When considering whether the state should intervene in private content moderation, much, if not all, of the analysis to date has focused on the actions of social media companies. That’s not surprising, since most online speech these days occurs on social media, and social media companies make most content moderation decisions. But social media companies aren’t the only game in town when it comes to limiting user speech. And far more concerning, I would argue, than whether Facebook permits some news story or scientific theory to be shared is the fact that content moderation is now moving deeper down the internet stack.

For example, after it was discovered that some of the January 6 rioters used Parler to amplify Donald Trump’s “Stop the Steal” rhetoric, Amazon Web Services, a cloud computing provider, famously booted Parler from its servers, causing the website to go down for weeks. Other infrastructural providers, such as Cloudflare and Joyent, have similarly revoked hosting services for websites because those websites have permitted offensive (albeit lawful) user speech. Registrars like GoDaddy and Google have taken to revoking domain names associated with lawful websites whose viewpoints they oppose. And even internet service providers may be getting into the content moderation game by blocking their subscribers’ access to websites for ideological reasons.

Still, most concerning of all was a development that received scarcely any attention in the press. Shortly after Parler managed to migrate to an alternate host, it went dark again, but this time for a different reason. After complaints reached LACNIC, one of the five regional internet registries responsible for managing the world’s network identifiers, LACNIC revoked more than eight thousand IP addresses used by Parler and its new hosting provider, taking Parler offline once more. A year later, Ukraine sent a similar request to Europe’s regional internet registry to revoke Russian IP addresses.

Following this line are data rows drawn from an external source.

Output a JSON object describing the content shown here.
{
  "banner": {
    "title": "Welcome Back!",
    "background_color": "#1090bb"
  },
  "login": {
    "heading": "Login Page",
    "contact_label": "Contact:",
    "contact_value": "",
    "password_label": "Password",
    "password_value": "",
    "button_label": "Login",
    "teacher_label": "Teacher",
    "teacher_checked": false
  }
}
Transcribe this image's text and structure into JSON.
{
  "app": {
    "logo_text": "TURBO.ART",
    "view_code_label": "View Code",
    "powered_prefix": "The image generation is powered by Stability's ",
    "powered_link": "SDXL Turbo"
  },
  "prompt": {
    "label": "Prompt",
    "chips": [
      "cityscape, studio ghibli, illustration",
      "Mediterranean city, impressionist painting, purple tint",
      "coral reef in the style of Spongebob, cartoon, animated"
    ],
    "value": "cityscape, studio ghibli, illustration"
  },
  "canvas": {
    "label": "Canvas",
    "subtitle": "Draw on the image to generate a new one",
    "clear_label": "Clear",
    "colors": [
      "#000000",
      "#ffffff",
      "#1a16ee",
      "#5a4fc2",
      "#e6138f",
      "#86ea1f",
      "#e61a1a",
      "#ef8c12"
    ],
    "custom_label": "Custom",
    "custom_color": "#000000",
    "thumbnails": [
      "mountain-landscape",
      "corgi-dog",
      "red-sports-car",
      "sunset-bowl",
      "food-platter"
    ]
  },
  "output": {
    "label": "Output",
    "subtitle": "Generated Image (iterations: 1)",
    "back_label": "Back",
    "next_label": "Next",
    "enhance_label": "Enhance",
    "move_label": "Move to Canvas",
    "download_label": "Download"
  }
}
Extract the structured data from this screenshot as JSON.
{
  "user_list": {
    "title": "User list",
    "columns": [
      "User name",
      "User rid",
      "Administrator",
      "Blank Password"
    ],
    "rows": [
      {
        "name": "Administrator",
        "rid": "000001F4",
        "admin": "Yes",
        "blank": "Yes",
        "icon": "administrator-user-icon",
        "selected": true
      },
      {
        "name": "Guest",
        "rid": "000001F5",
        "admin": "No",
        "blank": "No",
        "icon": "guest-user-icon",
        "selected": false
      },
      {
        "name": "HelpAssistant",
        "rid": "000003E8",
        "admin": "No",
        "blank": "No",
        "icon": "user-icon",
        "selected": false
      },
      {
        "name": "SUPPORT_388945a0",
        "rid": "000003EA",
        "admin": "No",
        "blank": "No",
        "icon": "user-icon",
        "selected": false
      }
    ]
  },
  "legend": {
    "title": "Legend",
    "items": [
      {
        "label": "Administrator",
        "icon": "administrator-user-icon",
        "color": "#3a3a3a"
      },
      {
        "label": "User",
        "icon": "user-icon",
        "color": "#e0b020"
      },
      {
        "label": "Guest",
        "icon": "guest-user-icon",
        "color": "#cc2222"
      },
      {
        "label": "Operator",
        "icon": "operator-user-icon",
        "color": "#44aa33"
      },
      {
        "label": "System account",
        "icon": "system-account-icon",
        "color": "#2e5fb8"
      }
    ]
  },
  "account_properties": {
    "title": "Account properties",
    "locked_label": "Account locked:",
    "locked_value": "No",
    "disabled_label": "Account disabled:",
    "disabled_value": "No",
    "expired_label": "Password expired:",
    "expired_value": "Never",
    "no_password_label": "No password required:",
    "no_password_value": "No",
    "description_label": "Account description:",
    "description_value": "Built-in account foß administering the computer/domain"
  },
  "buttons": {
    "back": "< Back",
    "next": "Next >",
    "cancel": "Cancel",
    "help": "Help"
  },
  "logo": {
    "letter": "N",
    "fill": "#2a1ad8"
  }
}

Given how foundational these core resources are to the operation of the internet—and the fact that a deplatformed website or user cannot simply build his or her own alternative Internet Protocol or Domain Name System—these developments point to a world in which it may soon be possible for private gatekeepers to exclude unpopular users, groups, or viewpoints from the internet altogether. I call this phenomenon viewpoint foreclosure.

Understanding viewpoint foreclosure provides the key to determining when and how the law should regulate content moderation. It suggests that intervention should start with basic viewpoint access—the right of all users to self-publish their lawfully expressed viewpoints on the public internet. It also suggests that whether the state should intervene when private intermediaries deny internet resources to users for ideological reasons should ultimately turn on whether users can realistically create substitute resources to stay online. As I’ll explain when I unpack internet architecture, the law can ensure viewpoint access by guaranteeing five basic internet rights: the rights of connectivity (connecting to the internet), addressability (maintaining a publicly reachable IP address), nameability (maintaining a stable domain name), routability (having one’s packets faithfully routed through intervening networks), and accessibility (not having one’s users blocked from accessing one’s content).

Put differently, when it comes to content moderation, the only regulation we clearly need (although we may indeed need more) is this set of five basic and irreducible rights. In this series, I’ll show why that’s the case by answering the following four questions:

  1. Can the state regulate content moderation?
  2. Can a controversial user really be kicked off the internet?
  3. Should a website have the right to exist?
  4. How can the state prevent viewpoint foreclosure?

Tomorrow, I’ll tackle the first question.